Industrial relations controversy in Austrian automobile cluster
One of the best-known Austrian economic development schemes, Autocluster Styria, has run into serious trouble over its industrial relations in late 1998. A number of companies within the cluster are actively opposed to the formation of works councils.
Autocluster Styria is an invention of the provincial government of Styria (Steiermark) in Austria. It comprises 150 plants and research sites, all engaged in one aspect or other of automobile manufacturing, that began to cooperate actively in 1996. They range from very small to fairly large sites and together employ more than 11,000 people, several thousand more than in 1996. Some 20% of the province's exports now originate from this industry. The provincial government has invested ATS 20 million in making the cluster idea work.

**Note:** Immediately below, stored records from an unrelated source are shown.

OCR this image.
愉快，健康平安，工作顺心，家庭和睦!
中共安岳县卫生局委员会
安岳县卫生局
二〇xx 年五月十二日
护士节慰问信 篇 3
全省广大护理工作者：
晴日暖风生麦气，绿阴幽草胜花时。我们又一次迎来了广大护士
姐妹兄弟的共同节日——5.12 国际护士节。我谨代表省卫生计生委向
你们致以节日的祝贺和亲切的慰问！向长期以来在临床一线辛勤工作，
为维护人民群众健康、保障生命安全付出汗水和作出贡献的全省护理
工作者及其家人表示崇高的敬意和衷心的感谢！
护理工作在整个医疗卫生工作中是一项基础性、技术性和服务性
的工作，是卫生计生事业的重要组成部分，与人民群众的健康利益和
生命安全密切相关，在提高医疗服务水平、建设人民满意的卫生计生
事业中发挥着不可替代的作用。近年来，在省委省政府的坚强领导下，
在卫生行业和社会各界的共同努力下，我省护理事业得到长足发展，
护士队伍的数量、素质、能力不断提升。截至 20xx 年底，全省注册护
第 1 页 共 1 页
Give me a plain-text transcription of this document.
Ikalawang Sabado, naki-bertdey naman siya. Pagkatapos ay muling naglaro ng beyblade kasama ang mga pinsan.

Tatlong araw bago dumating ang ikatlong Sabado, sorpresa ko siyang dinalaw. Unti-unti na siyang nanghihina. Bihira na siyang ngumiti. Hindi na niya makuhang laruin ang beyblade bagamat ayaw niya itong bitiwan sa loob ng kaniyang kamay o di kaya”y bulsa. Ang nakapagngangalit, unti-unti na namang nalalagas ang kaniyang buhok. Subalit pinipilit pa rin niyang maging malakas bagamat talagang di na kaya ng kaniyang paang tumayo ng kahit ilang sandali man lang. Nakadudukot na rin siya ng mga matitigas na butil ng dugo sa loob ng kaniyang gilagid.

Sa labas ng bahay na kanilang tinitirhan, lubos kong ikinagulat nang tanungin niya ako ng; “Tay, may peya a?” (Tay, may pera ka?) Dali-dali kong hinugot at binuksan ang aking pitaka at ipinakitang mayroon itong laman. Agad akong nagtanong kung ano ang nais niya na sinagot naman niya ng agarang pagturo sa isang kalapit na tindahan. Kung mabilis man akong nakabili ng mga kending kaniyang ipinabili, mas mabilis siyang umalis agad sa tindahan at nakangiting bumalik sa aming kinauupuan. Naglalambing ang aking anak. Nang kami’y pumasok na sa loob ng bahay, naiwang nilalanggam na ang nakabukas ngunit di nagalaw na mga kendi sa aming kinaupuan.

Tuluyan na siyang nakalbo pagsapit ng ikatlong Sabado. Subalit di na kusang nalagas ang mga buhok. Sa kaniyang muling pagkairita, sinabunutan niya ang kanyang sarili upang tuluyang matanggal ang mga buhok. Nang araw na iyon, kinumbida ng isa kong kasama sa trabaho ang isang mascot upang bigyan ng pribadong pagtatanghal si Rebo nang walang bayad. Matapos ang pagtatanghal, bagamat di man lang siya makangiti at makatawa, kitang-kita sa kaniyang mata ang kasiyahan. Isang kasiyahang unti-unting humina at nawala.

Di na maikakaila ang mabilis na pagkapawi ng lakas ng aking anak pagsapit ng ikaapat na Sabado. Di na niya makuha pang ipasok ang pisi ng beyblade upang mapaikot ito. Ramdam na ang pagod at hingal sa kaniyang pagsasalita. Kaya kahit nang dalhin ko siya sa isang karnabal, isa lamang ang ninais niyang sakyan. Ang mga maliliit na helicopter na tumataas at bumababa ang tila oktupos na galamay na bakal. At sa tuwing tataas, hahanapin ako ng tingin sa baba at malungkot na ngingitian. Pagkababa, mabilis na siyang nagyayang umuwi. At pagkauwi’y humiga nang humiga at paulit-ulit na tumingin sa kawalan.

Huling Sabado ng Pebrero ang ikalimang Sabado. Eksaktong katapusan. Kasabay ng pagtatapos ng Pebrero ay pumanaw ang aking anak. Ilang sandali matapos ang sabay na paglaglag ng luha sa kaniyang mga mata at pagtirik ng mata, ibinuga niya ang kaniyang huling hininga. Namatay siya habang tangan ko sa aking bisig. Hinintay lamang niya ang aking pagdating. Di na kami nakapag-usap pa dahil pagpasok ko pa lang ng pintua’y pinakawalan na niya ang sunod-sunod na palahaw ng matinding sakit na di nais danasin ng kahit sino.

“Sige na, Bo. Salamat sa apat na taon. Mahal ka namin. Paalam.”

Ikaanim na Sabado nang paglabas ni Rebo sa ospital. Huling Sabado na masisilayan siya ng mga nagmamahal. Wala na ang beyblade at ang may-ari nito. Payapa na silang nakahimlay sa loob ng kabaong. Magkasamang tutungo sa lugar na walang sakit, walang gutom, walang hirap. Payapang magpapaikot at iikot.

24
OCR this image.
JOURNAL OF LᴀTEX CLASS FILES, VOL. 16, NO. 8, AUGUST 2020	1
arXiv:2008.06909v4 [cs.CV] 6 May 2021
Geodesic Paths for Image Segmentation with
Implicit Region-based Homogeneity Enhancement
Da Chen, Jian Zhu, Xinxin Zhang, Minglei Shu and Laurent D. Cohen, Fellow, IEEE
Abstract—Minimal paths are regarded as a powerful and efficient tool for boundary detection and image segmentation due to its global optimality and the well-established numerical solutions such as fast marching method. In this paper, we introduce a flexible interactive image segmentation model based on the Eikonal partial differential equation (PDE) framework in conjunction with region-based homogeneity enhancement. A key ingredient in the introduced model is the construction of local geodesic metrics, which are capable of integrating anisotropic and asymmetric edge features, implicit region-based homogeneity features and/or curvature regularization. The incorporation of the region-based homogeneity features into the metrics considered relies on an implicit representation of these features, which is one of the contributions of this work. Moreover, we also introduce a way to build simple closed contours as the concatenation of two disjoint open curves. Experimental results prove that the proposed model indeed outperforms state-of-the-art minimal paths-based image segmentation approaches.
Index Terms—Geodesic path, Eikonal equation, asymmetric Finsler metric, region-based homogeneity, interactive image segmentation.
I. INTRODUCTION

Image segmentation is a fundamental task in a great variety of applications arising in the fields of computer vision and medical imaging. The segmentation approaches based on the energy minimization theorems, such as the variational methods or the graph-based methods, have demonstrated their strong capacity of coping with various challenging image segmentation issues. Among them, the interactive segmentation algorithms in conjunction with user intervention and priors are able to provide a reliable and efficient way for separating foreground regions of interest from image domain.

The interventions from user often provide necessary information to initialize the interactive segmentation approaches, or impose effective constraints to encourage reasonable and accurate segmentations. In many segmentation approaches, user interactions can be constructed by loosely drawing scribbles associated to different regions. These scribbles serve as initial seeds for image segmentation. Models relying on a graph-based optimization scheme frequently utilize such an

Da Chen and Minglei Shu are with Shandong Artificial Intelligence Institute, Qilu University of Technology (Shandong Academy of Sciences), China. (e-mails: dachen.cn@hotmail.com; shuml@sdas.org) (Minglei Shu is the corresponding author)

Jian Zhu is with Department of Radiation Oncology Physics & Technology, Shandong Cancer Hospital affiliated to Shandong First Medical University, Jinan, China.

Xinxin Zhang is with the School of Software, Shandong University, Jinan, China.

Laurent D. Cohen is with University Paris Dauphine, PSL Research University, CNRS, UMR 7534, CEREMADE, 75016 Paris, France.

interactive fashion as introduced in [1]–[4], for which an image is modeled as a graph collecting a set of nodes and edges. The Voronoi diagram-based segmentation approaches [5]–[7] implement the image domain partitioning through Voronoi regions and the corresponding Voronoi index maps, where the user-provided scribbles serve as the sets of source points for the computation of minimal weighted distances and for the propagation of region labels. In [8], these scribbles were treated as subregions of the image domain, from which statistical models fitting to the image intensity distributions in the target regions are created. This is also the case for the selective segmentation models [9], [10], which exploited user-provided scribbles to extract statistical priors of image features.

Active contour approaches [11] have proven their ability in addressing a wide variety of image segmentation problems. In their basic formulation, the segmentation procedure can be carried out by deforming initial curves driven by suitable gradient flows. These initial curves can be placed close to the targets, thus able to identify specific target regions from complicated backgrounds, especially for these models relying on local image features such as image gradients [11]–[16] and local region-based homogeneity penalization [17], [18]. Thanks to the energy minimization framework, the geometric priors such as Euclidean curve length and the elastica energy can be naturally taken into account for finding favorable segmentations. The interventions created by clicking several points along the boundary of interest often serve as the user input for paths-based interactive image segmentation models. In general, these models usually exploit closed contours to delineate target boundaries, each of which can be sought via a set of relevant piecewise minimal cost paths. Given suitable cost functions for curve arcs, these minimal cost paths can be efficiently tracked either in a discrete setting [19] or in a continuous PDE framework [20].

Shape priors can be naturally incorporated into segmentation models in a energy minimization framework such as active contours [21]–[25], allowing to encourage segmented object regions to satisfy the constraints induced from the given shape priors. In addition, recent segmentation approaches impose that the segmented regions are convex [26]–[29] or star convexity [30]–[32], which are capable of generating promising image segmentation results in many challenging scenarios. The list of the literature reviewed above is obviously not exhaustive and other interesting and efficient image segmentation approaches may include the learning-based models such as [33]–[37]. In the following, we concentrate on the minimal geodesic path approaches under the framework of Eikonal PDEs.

However, from 1999 the subsidies will be terminated, as was made clear from the beginning, and cooperation will have to be financed by the companies themselves on the one hand and the trade unions on the other. The unions are now baulking at the prospect of self-financing.
Trade unionists have accused some companies of obstructing the formation of works councils and of actually dismissing workers willing to stand for election, even though the firms would be legally required to have a works council. Furthermore the unions claim that pay has not been rising because piece rates and bonus systems have replaced hourly wages. Stress at work has also, it is claimed, been rising. An innovation has been that wage earners have had to sign contracts prohibiting them from working in another plant in the same industry for a year after quitting their current job. As a result, the trade unions have raised three demands that they say must be met before they will honour their commitment to self-financing the cluster:
- works councils must be established in all eligible plants. Three new plants set up by a Canadian multinational are a particular target. Two of them are formally outside the cluster but the one in the cluster has 250 employees. According to trade union estimates, only half the cluster companies have works councils;
- employees are to share in the benefits accruing from the cluster. For the purposes of quantifying these benefits, an audit of the economic benefits of the cluster should be undertaken with the results fully accessible to works councils; and
- a central works council should be established that covers the entire cluster.
The provincial government and employers have rejected the demands, and the last one in particular on the grounds of a lack of a legal basis. On 28 November 1998, the unions called a meeting of all the works council members in the cluster to promote cooperation and the exchange of information and to sanction the demands officially. The central works council demand was not formally upheld. It was replaced by a demand for works councils in all eligible cluster members.